For more than 20 years, the HOME Investment Partnerships Program has helped rural, suburban, and urban communities provide housing for some of their most vulnerable citizens. HOME is the largest federal block grant for state and local governments that can be used to create affordable housing for low-income populations, including seniors, families with children, people with disabilities, veterans, and the homeless.
In FY 2010, Congress allocated $1.8 billion to the HOME program. One year later, thanks to the Budget Control Act of 2011-also known as the "sequester"-Congress sharply reduced HOME's budget to $900 million. It hasn't gone up since.
The lack of quality affordable housing is one of this nation's most pressing economic problems.
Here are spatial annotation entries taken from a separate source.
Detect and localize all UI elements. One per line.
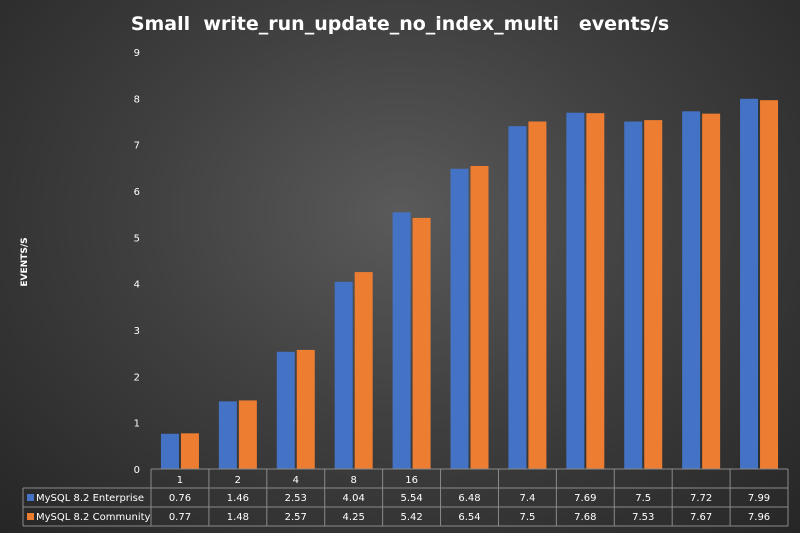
data-label: 0.76 xyxy=(169,493,191,504)
y-tick-label: 5 xyxy=(134,233,140,244)
bar-enterprise xyxy=(682,111,701,469)
legend-label: MySQL 8.2 Enterprise xyxy=(36,493,144,504)
category-label: 4 xyxy=(293,475,299,486)
y-tick-label: 4 xyxy=(134,280,140,291)
data-label: 7.68 xyxy=(574,512,596,523)
bar-community xyxy=(412,217,431,469)
data-table: 1 2 4 8 16 MySQL 8.2 Enterprise 0.76 1.46 2.53 4.… xyxy=(22,468,789,527)
bar-enterprise xyxy=(740,98,759,470)
bar-enterprise xyxy=(392,212,411,469)
data-label: 7.5 xyxy=(635,493,651,504)
data-label: 7.4 xyxy=(519,493,535,504)
legend-label: MySQL 8.2 Community xyxy=(36,512,151,523)
bar-community xyxy=(354,272,373,469)
bar-enterprise xyxy=(450,168,469,469)
bar-community xyxy=(470,165,489,470)
y-tick-label: 3 xyxy=(134,326,140,337)
data-label: 7.69 xyxy=(574,493,596,504)
data-label: 2.57 xyxy=(285,512,307,523)
category-label: 16 xyxy=(405,475,418,486)
data-label: 7.72 xyxy=(690,493,712,504)
y-tick-label: 8 xyxy=(134,94,140,105)
bar-community xyxy=(238,400,257,469)
bar-enterprise xyxy=(566,112,585,470)
bar-community xyxy=(296,349,315,469)
bar-enterprise xyxy=(334,281,353,469)
bar-community xyxy=(644,120,663,470)
y-tick-label: 0 xyxy=(134,465,140,476)
bar-community xyxy=(180,433,199,469)
category-label: 1 xyxy=(177,475,183,486)
y-tick-label: 1 xyxy=(134,419,140,430)
data-label: 7.5 xyxy=(519,512,535,523)
bar-enterprise xyxy=(218,401,237,469)
data-label: 1.48 xyxy=(227,512,249,523)
legend-swatch xyxy=(27,513,34,520)
bar-enterprise xyxy=(160,433,179,469)
data-label: 5.54 xyxy=(400,493,422,504)
bar-enterprise xyxy=(276,351,295,469)
legend-swatch xyxy=(27,494,34,501)
bar-community xyxy=(528,121,547,469)
data-label: 0.77 xyxy=(169,512,191,523)
data-label: 1.46 xyxy=(227,493,249,504)
data-label: 4.04 xyxy=(343,493,365,504)
chart-title: Small write_run_update_no_index_multi ev… xyxy=(131,13,669,35)
data-label: 5.42 xyxy=(400,512,422,523)
y-axis-label: EVENTS/S xyxy=(20,237,30,286)
data-label: 6.48 xyxy=(458,493,480,504)
data-label: 7.53 xyxy=(632,512,654,523)
category-label: 8 xyxy=(350,475,356,486)
data-label: 4.25 xyxy=(343,512,365,523)
bar-enterprise xyxy=(624,121,643,469)
data-label: 7.99 xyxy=(748,493,770,504)
data-label: 7.67 xyxy=(690,512,712,523)
data-label: 6.54 xyxy=(458,512,480,523)
y-axis-ticks: 0 1 2 3 4 5 6 7 8 9 xyxy=(134,48,140,476)
bar-community xyxy=(586,113,605,469)
y-tick-label: 9 xyxy=(134,48,140,59)
bar-community xyxy=(702,113,721,469)
category-label: 2 xyxy=(235,475,241,486)
data-label: 7.96 xyxy=(748,512,770,523)
y-tick-label: 2 xyxy=(134,372,140,383)
bar-enterprise xyxy=(508,126,527,469)
data-label: 2.53 xyxy=(285,493,307,504)
bar-community xyxy=(760,100,779,469)
y-tick-label: 6 xyxy=(134,187,140,198)
y-tick-label: 7 xyxy=(134,141,140,152)
bars xyxy=(160,98,779,470)
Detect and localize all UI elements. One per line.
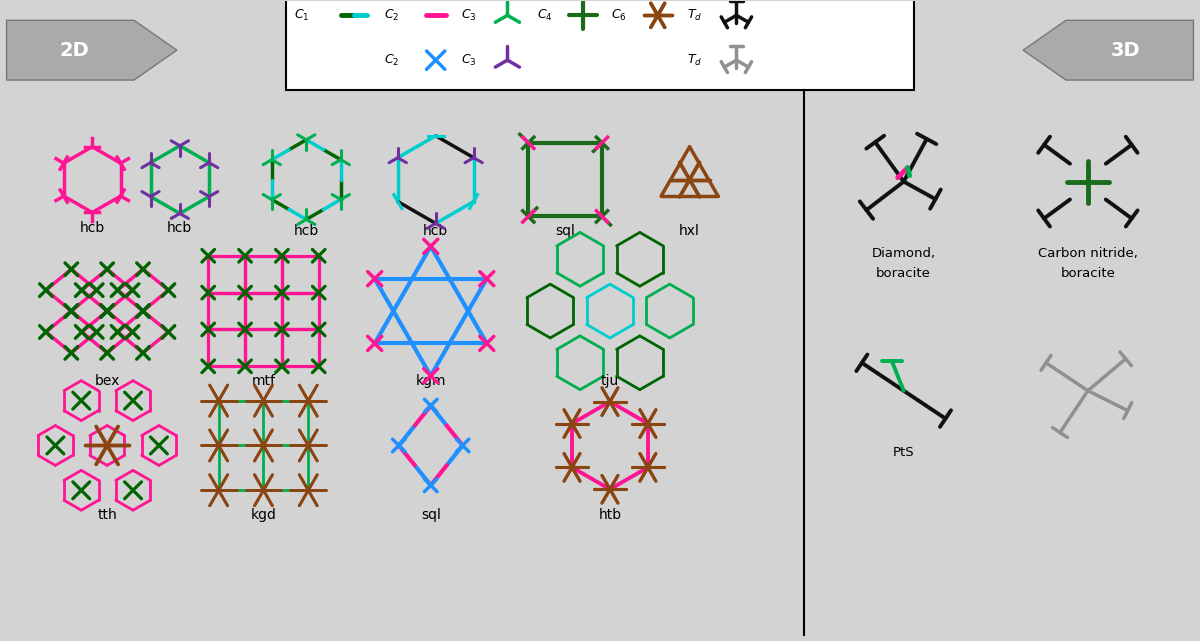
- Text: hxl: hxl: [679, 224, 700, 238]
- Text: Carbon nitride,: Carbon nitride,: [1038, 247, 1138, 260]
- Polygon shape: [6, 21, 176, 80]
- Text: hcb: hcb: [79, 221, 104, 235]
- Text: boracite: boracite: [1061, 267, 1115, 279]
- Text: sql: sql: [421, 508, 440, 522]
- Text: hcb: hcb: [167, 221, 192, 235]
- Text: boracite: boracite: [876, 267, 931, 279]
- Text: $T_d$: $T_d$: [686, 8, 702, 23]
- Text: tju: tju: [601, 374, 619, 388]
- Text: $C_2$: $C_2$: [384, 8, 400, 23]
- Text: $C_6$: $C_6$: [611, 8, 626, 23]
- Text: $C_1$: $C_1$: [294, 8, 310, 23]
- Text: htb: htb: [599, 508, 622, 522]
- Text: kgd: kgd: [251, 508, 276, 522]
- Text: hcb: hcb: [294, 224, 319, 238]
- Text: tth: tth: [97, 508, 118, 522]
- Text: 2D: 2D: [60, 40, 89, 60]
- Text: $C_4$: $C_4$: [538, 8, 553, 23]
- Text: $C_3$: $C_3$: [461, 53, 476, 68]
- Polygon shape: [1024, 21, 1194, 80]
- Text: Diamond,: Diamond,: [871, 247, 936, 260]
- Text: sql: sql: [556, 224, 575, 238]
- Text: $T_d$: $T_d$: [686, 53, 702, 68]
- Text: bex: bex: [95, 374, 120, 388]
- Text: $C_2$: $C_2$: [384, 53, 400, 68]
- FancyBboxPatch shape: [287, 0, 913, 90]
- Text: kgm: kgm: [415, 374, 446, 388]
- Text: PtS: PtS: [893, 446, 914, 459]
- Text: $C_3$: $C_3$: [461, 8, 476, 23]
- Text: 3D: 3D: [1111, 40, 1140, 60]
- Text: hcb: hcb: [424, 224, 449, 238]
- Text: mtf: mtf: [252, 374, 276, 388]
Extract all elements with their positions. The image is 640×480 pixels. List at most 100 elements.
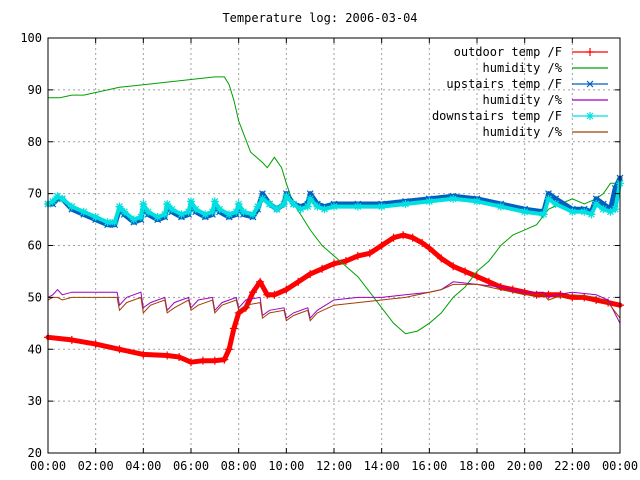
data-point [437,254,446,263]
y-tick-label: 90 [28,83,42,97]
data-point [187,197,195,206]
series-1 [48,76,620,335]
legend-marker [586,112,594,120]
data-point [611,205,620,214]
data-point [229,324,238,333]
data-point [599,205,608,214]
y-tick-label: 50 [28,290,42,304]
legend-label: humidity /% [483,61,563,75]
data-point [248,288,257,297]
data-point [208,207,217,216]
data-point [263,290,272,299]
x-tick-label: 16:00 [411,459,447,473]
data-point [198,356,207,365]
legend-label: downstairs temp /F [432,109,562,123]
y-tick-label: 40 [28,342,42,356]
x-tick-label: 04:00 [125,459,161,473]
data-point [265,200,274,208]
legend-marker [586,80,594,88]
data-point [139,350,148,359]
data-point [282,192,291,201]
data-point [110,218,119,227]
data-point [306,270,315,279]
data-point [320,205,329,214]
data-point [399,231,408,240]
data-point [418,238,427,247]
data-point [592,200,601,208]
data-point [520,207,529,216]
legend-label: upstairs temp /F [446,77,562,91]
data-point [389,233,398,242]
data-point [225,345,234,354]
data-point [79,207,88,216]
data-point [177,210,186,219]
series-line [46,181,622,225]
legend: outdoor temp /F humidity /% upstairs temp … [432,45,608,139]
data-point [449,194,458,203]
data-point [136,212,145,221]
x-tick-label: 00:00 [602,459,638,473]
data-point [330,259,338,268]
data-point [220,355,229,364]
x-tick-label: 08:00 [221,459,257,473]
data-point [253,202,262,211]
data-point [544,194,553,203]
data-point [365,249,374,258]
x-tick-label: 06:00 [173,459,209,473]
data-point [341,257,350,266]
data-point [353,251,362,260]
legend-label: outdoor temp /F [454,45,562,59]
data-point [401,200,410,208]
data-point [175,353,184,362]
data-point [461,267,470,276]
series-4 [44,179,624,227]
data-point [473,197,481,206]
data-point [294,277,303,286]
data-point [248,210,257,219]
series-line [47,281,621,324]
data-point [232,207,241,216]
y-tick-label: 60 [28,239,42,253]
series-3 [47,281,621,324]
series-layer [44,76,624,367]
data-point [167,205,176,214]
data-point [184,207,193,216]
x-tick-label: 22:00 [554,459,590,473]
data-point [210,197,219,206]
data-point [91,212,100,221]
data-point [115,345,124,354]
data-point [306,190,314,198]
data-point [187,358,195,367]
data-point [256,277,265,286]
data-point [259,190,266,198]
data-point [408,233,417,242]
data-point [592,195,600,203]
data-point [103,218,112,227]
data-point [580,207,589,216]
data-point [425,197,434,206]
tick-layer: 20 30 40 50 60 70 80 90 100 00:00 02:00 04:00 06:00 0… [20,31,638,473]
data-point [296,205,305,214]
data-point [587,210,596,219]
data-point [303,202,312,211]
data-point [191,205,200,214]
data-point [496,202,505,211]
data-point [484,277,493,286]
x-tick-label: 18:00 [459,459,495,473]
data-point [606,207,615,216]
data-point [473,272,481,281]
data-point [282,285,291,294]
x-tick-label: 12:00 [316,459,352,473]
data-point [201,210,210,219]
data-point [234,200,243,208]
y-tick-label: 100 [20,31,42,45]
data-point [568,207,577,216]
data-point [353,202,362,211]
data-point [239,207,248,216]
data-point [377,241,386,250]
y-tick-label: 30 [28,394,42,408]
data-point [318,264,327,273]
data-point [215,205,224,214]
x-tick-label: 14:00 [364,459,400,473]
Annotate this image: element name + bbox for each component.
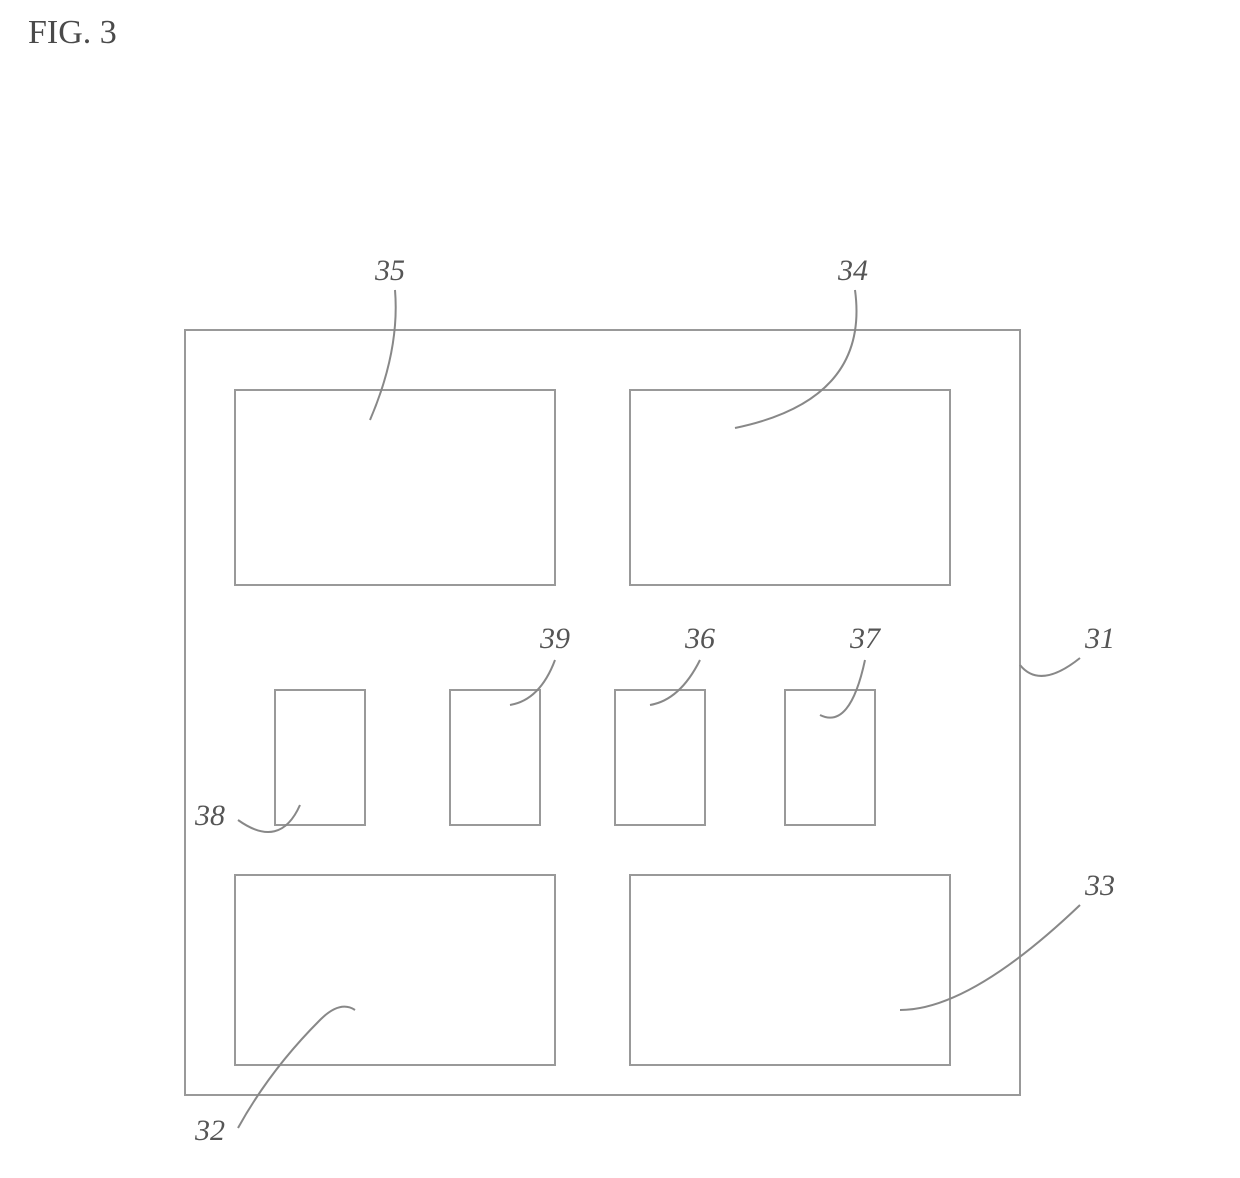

Despite this, the proposed FY 2016 House budget only provides $767 million for HOME-a 58 percent reduction from pre-sequester levels.
The Senate goes even further, proposing a mere $66 million for HOME-a 93 percent reduction from 2010. (HUD breaks down those cuts by state here.) Experts agree this would effectively kill the program.
On July 27, more than 1,500 organizations sent Congress a letter in support of HOME and urged legislators to lift sequester spending caps:
These constraints, and the severe HOME cut specifically, would have a drastic, negative impact on our nation's ability to provide decent, safe, and sanitary affordable housing for those most in need at a time when housing markets and the broader economy continue to struggle and the need for affordable housing continues to grow. Therefore, we call on you and your colleagues in Congress to lift these caps and restore HOME funding to no less than $1.06 billion, as requested by the Administration for Fiscal Year (FY) 2016.
According to Enterprise Community Partners, a real estate investment company that focuses on affordable housing and community development, HOME has helped to build and preserve more than one million affordable homes and has provided direct rental assistance to hundreds of thousands of families. The White House Office of Management and Budget says the proposed Senate cuts would lead to a loss of roughly 39,000 affordable housing units for low-income families.
HOME's flexible block grant dollars have also been used to help fill financing gaps within other federal housing programs like the Low Income Housing Tax Credit and the U.S. Department of Rural Housing. That means HOME cuts could negatively impact those initiatives too.
Moving forward with these cuts would be disastrous. According to the Joint Center for Housing Studies at Harvard, in 2013 only 26 percent of very-low-income households that were eligible for rental assistance received any assistance. And researchers say that nearly 2.2 million housing units could disappear from the nation's affordable stock over the next decade. We need greater federal investments, and fast.